Section: New Results

Modeling Novel Soft Mechanosensors based on Air-Flow Measurements

In this work, we introduce a new pneumatic mechanosensor dedicated to Soft Robotics and propose a generic method to reconstruct the magnitude of a contact-force acting on it. This is illustrated by Fig.  5. Changes in cavity volumes inside a soft silicon pad are measured by air-flow sensors. The resulting mechanosensor is characterized by its high sensitivity, repeatability, dynamic range and accurate localization capability in 2D. Using a regression found by machine learning techniques we can predict the contact location and force magnitude accurately when the force magnitudes are within the range of the training data. To be able to provide a more general model, a novel approach based on a Finite Element Method (FEM) is introduced. We formulate an optimization problem, which yields the contact load that best explains the observed changes in cavity volumes. This method makes no assumptions on the force range, the shape of the soft pad or the shape of its cavities. The prediction of the force also results in a model for the deformation of the soft pad. We characterize our sensor and evaluate two designs, a soft pad and a kidney-shaped sensor, in different scenarios. A paper was accepted for the journal Robotics and Automation Letters (RA-L) [5]. Furthermore, an extended abstract was accepted at the RoboTac 2019 Workshop at IROS 2019, leading to a presentation of a demo of the proposed technology.

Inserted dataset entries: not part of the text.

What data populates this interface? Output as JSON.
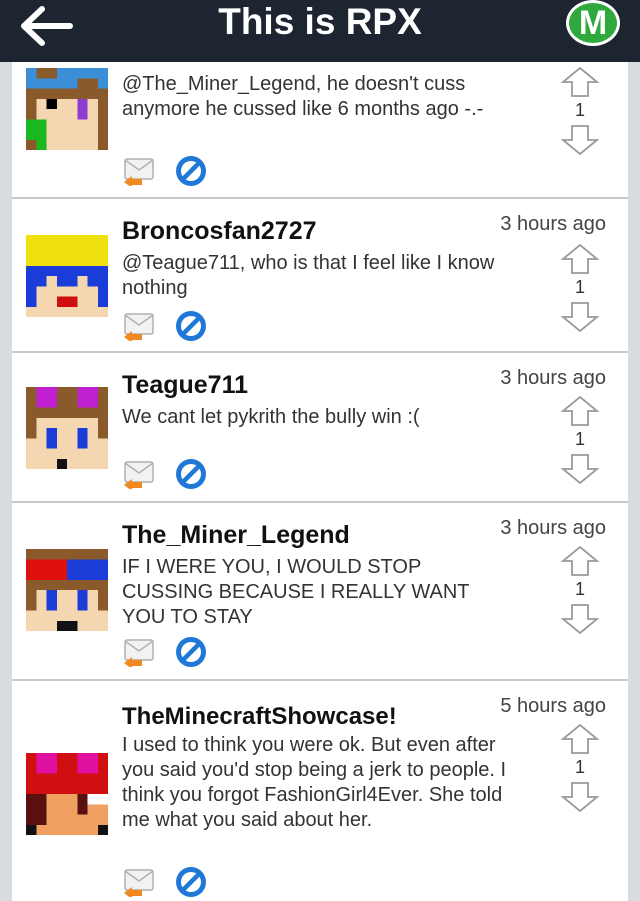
{
  "header": {
    "title": "This is RPX",
    "badge_letter": "M"
  },
  "comments": [
    {
      "author": "",
      "time": "",
      "text": "@The_Miner_Legend, he doesn't cuss anymore he cussed like 6 months ago -.-",
      "votes": "1",
      "avatar_colors": [
        "#3a8fd6",
        "#8b5a2b",
        "#f4d6b0",
        "#8e3cd0",
        "#19b81f"
      ]
    },
    {
      "author": "Broncosfan2727",
      "time": "3 hours ago",
      "text": "@Teague711, who is that I feel like I know nothing",
      "votes": "1",
      "avatar_colors": [
        "#f0e010",
        "#1a3cd8",
        "#f4d6b0",
        "#d01010"
      ]
    },
    {
      "author": "Teague711",
      "time": "3 hours ago",
      "text": "We cant let pykrith the bully win :(",
      "votes": "1",
      "avatar_colors": [
        "#c020d0",
        "#8b5a2b",
        "#f4d6b0",
        "#1a3cd8"
      ]
    },
    {
      "author": "The_Miner_Legend",
      "time": "3 hours ago",
      "text": "IF I WERE YOU, I WOULD STOP CUSSING BECAUSE I REALLY WANT YOU TO STAY",
      "votes": "1",
      "avatar_colors": [
        "#e01010",
        "#1a3cd8",
        "#8b5a2b",
        "#f4d6b0"
      ]
    },
    {
      "author": "TheMinecraftShowcase!",
      "time": "5 hours ago",
      "text": "I used to think you were ok. But even after you said you'd stop being a jerk to people. I think you forgot FashionGirl4Ever. She told me what you said about her.",
      "votes": "1",
      "avatar_colors": [
        "#e010a0",
        "#d01010",
        "#5a1010",
        "#f0a060"
      ]
    }
  ],
  "colors": {
    "topbar": "#1c2530",
    "badge": "#2fa93c",
    "reply_orange": "#f08a20",
    "block_blue": "#1f78d8"
  }
}
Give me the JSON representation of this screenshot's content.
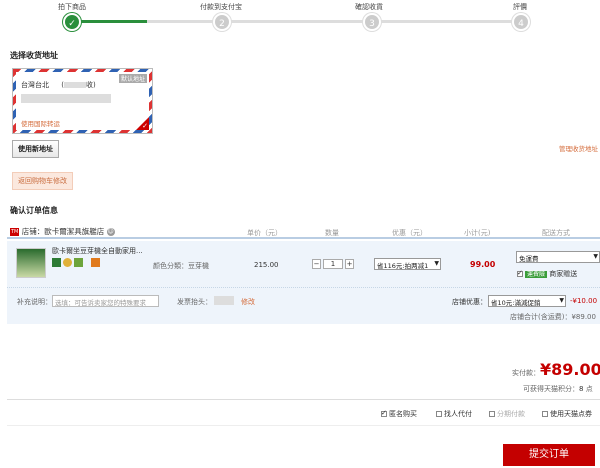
{
  "steps": [
    {
      "label": "拍下商品",
      "num": "✓"
    },
    {
      "label": "付款到支付宝",
      "num": "2"
    },
    {
      "label": "確認收貨",
      "num": "3"
    },
    {
      "label": "評價",
      "num": "4"
    }
  ],
  "address_section": {
    "title": "选择收货地址",
    "card": {
      "region": "台灣台北",
      "receiver_suffix": "收)",
      "receiver_prefix": "(",
      "default_tag": "默认地址",
      "intl_link": "使用国际转运"
    },
    "new_address_button": "使用新地址",
    "manage_link": "管理收货地址",
    "back_to_cart": "返回购物车修改"
  },
  "order_section": {
    "title": "确认订单信息",
    "headers": {
      "unit_price": "单价（元）",
      "quantity": "数量",
      "discount": "优惠（元）",
      "subtotal": "小计(元)",
      "shipping": "配送方式"
    },
    "shop": {
      "label": "店铺：",
      "name": "歐卡爾潔具旗艦店"
    },
    "item": {
      "title": "歐卡爾坐豆芽機全自動家用...",
      "variant_label": "颜色分類：",
      "variant_value": "豆芽機",
      "unit_price": "215.00",
      "quantity": "1",
      "discount_select": "省116元:拍两减1",
      "subtotal": "99.00",
      "shipping_select": "免運費",
      "shipping_tag": "運費險",
      "shipping_note": "商家贈送"
    },
    "remark": {
      "label": "补充说明：",
      "placeholder": "选填：可告诉卖家您的特殊要求",
      "invoice_label": "发票抬头：",
      "invoice_edit": "修改"
    },
    "shop_discount": {
      "label": "店铺优惠：",
      "select": "省10元:滿減促銷",
      "value": "-¥10.00",
      "total_label": "店铺合计(含运费)：",
      "total": "¥89.00"
    }
  },
  "summary": {
    "pay_label": "实付款：",
    "pay_amount": "¥89.00",
    "points_label": "可获得天猫积分：",
    "points": "8",
    "points_unit": "点"
  },
  "options": [
    {
      "label": "匿名购买",
      "checked": true
    },
    {
      "label": "找人代付",
      "checked": false
    },
    {
      "label": "分期付款",
      "checked": false
    },
    {
      "label": "使用天猫点券",
      "checked": false
    }
  ],
  "submit_label": "提交订单"
}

Figure 5. In this work, we show two designs of a novel soft mechanosensor made out of silicone (top, a soft pad and a kidney). When an external force is applied, the volume of cavities embedded in the silicone changes (left). This change in volume is registered through air-flow sensors. Using machine learning and FEM-based techniques, we show that it is possible to estimate the location and magnitude of an external force on the mechanosensor. Using the FEM also yields an estimation of the deformation of the sensor (left and right).